The flavor, intensity and complexity of Sta. Rita Hills Pinot Noir and Chardonnay come from a combination of unique east-west coastal valleys, passionate winegrowers and modern winegrowing techniques. Cool weather, fog, wind and soils limit vine vigor and crop yield, and intensify the flavors of the resulting wines.
The two east-west oriented valleys are formed by the Purisima Hills to the north, the Santa Rosa Hills to the south, and the Santa Ynez River flowing between them to the nearby Pacific Ocean. The valleys and hillsides represent some of the most incredible soils and unique climatic influences in the world.
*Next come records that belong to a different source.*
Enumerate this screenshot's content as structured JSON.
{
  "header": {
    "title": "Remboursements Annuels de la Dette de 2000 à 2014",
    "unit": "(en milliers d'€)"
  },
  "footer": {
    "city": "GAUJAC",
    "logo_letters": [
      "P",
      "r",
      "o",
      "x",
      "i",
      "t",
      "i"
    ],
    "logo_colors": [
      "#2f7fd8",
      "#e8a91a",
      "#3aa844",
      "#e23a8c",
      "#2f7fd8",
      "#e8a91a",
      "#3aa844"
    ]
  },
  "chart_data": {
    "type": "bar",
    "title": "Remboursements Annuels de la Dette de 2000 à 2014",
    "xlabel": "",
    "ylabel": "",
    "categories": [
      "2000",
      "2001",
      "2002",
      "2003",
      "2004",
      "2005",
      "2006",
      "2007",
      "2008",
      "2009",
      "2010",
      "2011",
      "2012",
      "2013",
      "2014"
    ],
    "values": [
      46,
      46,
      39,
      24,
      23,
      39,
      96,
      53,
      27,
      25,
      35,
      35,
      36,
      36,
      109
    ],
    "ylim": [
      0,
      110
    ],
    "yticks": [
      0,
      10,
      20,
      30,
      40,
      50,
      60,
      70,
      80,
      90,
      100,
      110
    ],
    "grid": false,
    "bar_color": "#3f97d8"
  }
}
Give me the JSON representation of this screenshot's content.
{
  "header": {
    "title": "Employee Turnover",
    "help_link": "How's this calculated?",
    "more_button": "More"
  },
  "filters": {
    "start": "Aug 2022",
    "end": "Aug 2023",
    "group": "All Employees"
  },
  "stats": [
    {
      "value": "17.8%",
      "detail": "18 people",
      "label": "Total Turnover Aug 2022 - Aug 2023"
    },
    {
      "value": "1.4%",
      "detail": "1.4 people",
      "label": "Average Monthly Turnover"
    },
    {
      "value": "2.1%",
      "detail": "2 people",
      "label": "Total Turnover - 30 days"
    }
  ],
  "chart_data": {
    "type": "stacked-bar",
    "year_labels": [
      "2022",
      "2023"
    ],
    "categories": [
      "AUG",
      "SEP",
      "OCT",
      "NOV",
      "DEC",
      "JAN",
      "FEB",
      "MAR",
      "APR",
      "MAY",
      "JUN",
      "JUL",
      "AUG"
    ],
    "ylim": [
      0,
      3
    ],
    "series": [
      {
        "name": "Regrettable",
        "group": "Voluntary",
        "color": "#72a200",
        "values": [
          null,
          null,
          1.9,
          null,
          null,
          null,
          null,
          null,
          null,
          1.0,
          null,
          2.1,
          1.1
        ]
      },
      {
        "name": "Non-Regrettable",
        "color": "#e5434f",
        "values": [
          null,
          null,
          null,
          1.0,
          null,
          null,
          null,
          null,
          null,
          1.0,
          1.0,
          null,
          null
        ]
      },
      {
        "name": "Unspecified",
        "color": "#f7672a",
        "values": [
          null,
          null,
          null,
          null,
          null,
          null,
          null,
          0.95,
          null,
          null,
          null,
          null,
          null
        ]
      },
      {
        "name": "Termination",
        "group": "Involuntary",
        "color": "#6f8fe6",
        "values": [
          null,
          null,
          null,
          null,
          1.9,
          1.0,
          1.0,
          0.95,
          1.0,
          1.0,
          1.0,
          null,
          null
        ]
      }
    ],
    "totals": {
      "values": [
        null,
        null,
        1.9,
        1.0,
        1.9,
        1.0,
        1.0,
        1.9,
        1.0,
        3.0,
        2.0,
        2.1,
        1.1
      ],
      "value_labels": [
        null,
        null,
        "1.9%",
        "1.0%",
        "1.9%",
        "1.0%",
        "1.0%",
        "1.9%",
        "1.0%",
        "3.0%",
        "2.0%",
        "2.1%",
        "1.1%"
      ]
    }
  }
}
Although the appellation contains a few of the more revered older Pinot Noir vineyards in the state, many of the vineyards are distinct from those older winegrowing areas. Because most of the vineyards have been planted in the last two decades, growers have been able to use modern trellising and newly available “cultivars” or clones of Pinot Noir and Chardonnay.
The Sta. Rita Hills appellation encompasses 30,720 acres, of which around 1,900 presently are planted to grapevines. Of that acreage, 81.4% is devoted to Pinot Noir and 16.8% to Chardonnay. Just about all of the rest is devoted to Syrah.
In Oregon’s Willamette Valley, one of the world’s great Pinot Noir regions, the wines exude earthy and tobacco-like qualities. In Sta. Rita Hills, dark berry and spice flavors dominate.
Expect to hear a great deal about this emerging appellation. Just remember that “Sta.” is short for “Santa.”